6.3/10
Senior Film Conservator

A definitive 6.3/10 rating for a film that redefined the boundaries of cult cinema. Outlawed Guns remains a cornerstone of transgressive art.
If you love old-school B-westerns, you'll probably enjoy the comfort of this one. It’s a very specific vibe: dusty, earnest, and moving at a clip that makes you wonder if they were racing against the sunset to get the film developed. If you don't care for guys in hats yelling at each other in the desert, stay away. It’s not trying to reinvent the wheel, and honestly, it barely tries to polish it.
Buck Jones is the anchor here. He carries that tired, weathered look that makes you believe he’s actually spent a few years on a horse. He’s trying to save his brother, who made the mistake of falling in with some outlaws. The brother is the classic "too naive for his own good" type. You spend half the movie waiting for him to realize he’s in over his head, which is pretty much the entire plot.
The action is... well, it’s functional. There’s a scene where someone gets shot—or maybe they just fell over, it’s hard to tell—and the pacing just keeps pushing forward like nothing happened. It reminded me a bit of the frantic energy in Perils of Pauline, even if they are totally different genres. They just don't stop for breath.

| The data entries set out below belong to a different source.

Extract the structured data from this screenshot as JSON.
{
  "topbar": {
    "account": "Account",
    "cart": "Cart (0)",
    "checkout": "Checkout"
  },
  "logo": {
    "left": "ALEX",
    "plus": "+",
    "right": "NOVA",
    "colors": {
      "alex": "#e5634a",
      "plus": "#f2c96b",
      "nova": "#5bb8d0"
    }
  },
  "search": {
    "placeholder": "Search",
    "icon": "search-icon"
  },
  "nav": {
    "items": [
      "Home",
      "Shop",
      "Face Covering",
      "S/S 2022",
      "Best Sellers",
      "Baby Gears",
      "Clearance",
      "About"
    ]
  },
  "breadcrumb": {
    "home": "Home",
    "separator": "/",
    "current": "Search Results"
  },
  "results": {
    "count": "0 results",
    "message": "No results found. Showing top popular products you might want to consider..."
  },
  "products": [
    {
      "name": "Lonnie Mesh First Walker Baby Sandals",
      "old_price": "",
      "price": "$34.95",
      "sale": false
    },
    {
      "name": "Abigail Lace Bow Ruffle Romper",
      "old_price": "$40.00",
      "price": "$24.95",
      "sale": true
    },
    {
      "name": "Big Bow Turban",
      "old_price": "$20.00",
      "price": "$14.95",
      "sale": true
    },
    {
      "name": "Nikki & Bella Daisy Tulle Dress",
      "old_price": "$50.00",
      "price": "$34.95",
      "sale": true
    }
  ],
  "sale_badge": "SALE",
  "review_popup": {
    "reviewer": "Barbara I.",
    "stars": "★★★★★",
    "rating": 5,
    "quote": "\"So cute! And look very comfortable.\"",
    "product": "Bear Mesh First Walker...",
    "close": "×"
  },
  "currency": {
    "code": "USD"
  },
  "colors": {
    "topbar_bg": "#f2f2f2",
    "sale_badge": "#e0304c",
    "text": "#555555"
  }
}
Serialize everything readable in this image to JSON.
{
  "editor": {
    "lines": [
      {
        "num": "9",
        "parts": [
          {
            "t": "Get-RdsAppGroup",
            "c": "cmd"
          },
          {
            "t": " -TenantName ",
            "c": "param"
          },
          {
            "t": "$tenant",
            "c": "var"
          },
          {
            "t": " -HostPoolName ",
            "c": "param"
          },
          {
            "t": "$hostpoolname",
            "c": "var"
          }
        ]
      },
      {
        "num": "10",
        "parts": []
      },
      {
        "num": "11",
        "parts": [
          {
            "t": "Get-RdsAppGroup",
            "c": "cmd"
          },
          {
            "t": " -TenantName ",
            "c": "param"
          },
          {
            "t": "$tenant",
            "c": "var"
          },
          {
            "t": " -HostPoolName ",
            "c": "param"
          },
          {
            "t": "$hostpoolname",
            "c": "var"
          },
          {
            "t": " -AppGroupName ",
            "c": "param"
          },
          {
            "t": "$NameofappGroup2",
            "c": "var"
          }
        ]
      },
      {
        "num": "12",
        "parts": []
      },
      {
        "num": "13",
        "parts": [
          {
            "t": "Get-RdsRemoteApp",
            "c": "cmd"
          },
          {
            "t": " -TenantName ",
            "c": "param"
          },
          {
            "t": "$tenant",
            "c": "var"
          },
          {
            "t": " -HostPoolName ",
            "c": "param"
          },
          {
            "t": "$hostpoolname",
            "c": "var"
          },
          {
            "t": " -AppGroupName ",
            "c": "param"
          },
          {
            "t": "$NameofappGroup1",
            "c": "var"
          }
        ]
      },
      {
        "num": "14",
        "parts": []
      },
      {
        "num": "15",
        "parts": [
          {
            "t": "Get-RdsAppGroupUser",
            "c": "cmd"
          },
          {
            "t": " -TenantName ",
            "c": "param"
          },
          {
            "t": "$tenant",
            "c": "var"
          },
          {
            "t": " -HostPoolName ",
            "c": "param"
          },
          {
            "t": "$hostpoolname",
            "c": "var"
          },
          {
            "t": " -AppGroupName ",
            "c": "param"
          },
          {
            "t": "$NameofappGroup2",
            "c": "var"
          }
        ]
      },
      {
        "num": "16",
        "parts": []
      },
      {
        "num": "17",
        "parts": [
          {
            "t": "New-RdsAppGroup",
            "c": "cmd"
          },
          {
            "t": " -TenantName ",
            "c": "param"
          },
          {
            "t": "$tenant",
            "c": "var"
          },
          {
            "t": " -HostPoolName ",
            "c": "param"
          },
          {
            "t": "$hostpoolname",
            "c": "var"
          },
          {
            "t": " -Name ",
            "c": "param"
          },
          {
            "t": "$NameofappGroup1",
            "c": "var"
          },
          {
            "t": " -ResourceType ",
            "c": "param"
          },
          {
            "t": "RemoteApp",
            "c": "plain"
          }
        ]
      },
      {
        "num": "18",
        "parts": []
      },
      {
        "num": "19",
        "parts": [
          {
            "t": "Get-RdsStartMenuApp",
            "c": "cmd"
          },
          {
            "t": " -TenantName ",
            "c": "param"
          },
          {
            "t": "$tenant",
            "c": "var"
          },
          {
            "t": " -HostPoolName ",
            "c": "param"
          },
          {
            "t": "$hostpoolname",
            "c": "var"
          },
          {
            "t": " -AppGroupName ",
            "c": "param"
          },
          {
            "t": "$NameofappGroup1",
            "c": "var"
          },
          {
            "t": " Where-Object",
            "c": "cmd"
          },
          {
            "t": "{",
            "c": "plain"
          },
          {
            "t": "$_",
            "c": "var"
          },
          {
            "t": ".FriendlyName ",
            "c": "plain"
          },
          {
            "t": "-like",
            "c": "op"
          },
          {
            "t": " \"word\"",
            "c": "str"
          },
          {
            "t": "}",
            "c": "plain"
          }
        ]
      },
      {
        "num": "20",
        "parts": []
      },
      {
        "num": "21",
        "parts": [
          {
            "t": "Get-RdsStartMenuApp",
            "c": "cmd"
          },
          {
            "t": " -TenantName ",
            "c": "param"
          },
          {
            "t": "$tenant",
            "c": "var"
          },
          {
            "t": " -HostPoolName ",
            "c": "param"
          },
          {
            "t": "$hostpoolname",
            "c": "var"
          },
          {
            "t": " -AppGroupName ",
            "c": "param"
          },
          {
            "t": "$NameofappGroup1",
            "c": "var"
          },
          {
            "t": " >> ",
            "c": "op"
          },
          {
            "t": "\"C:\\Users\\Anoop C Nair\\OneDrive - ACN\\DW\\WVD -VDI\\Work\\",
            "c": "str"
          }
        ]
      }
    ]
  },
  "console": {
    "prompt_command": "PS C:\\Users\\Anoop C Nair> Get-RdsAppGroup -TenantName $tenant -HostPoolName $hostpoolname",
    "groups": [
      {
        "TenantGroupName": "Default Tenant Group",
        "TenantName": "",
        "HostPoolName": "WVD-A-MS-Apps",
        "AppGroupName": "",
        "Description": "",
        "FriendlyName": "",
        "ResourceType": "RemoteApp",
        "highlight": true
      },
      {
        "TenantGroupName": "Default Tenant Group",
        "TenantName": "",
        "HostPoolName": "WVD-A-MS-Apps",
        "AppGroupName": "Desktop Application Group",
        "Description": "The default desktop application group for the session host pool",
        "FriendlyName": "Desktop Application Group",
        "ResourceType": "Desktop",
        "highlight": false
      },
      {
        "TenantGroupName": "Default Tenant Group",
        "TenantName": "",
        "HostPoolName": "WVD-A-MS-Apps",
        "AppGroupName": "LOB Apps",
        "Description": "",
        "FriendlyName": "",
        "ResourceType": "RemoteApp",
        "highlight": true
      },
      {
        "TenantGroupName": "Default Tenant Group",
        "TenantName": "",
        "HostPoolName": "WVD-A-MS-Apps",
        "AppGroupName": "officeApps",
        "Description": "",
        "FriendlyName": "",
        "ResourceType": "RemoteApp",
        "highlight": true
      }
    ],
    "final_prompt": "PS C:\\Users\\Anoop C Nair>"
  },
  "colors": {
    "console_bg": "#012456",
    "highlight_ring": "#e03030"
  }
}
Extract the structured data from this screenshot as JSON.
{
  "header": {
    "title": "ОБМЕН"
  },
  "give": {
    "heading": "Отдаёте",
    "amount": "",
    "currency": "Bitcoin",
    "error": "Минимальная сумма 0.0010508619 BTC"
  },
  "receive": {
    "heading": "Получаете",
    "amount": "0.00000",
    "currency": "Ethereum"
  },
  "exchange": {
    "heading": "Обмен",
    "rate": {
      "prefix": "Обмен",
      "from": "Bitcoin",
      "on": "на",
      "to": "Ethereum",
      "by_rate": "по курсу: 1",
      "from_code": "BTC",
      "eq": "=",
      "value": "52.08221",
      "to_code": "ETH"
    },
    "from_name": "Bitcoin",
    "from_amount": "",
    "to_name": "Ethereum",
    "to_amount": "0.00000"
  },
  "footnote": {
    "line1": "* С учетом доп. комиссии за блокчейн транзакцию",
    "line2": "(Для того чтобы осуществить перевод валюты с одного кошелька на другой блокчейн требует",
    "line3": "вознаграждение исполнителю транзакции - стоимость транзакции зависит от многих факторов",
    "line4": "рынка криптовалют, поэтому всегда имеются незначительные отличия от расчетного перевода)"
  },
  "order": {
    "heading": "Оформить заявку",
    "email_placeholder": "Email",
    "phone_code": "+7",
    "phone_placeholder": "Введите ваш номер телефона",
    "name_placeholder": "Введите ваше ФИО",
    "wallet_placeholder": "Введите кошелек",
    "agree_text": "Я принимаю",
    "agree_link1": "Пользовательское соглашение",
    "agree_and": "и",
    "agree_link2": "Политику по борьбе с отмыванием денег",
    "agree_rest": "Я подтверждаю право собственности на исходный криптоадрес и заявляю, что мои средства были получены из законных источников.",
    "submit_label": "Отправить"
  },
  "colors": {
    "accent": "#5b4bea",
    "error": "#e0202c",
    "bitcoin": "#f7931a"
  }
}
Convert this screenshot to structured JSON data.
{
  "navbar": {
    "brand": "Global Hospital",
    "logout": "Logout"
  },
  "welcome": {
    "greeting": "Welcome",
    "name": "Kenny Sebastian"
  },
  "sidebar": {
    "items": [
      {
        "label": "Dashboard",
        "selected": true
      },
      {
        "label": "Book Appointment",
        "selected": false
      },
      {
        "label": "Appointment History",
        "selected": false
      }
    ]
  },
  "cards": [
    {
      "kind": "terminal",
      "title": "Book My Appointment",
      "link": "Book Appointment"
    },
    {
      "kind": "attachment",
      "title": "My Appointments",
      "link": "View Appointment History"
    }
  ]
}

It’s funny, I was watching this and thinking about how different the pace is compared to something like Piccadilly. Everything here is so straightforward. No subtext, just a guy trying to fix a mess. It’s nice in a way. You don't have to work hard to figure out who is the bad guy.
The brother character is frustrating. He’s the kind of guy who would trip over his own spurs. Every time he opened his mouth, I wanted Buck to just put him on a train and send him back home. But then we wouldn't have a movie, right? 🐎
The whole thing feels a bit like a sketch that got stretched into a feature. Not a bad sketch, mind you. Just a very, very thin one. It’s not trying to be Branded or any of the big epics. It’s just a Saturday afternoon flick. And for that? It hits the mark just fine.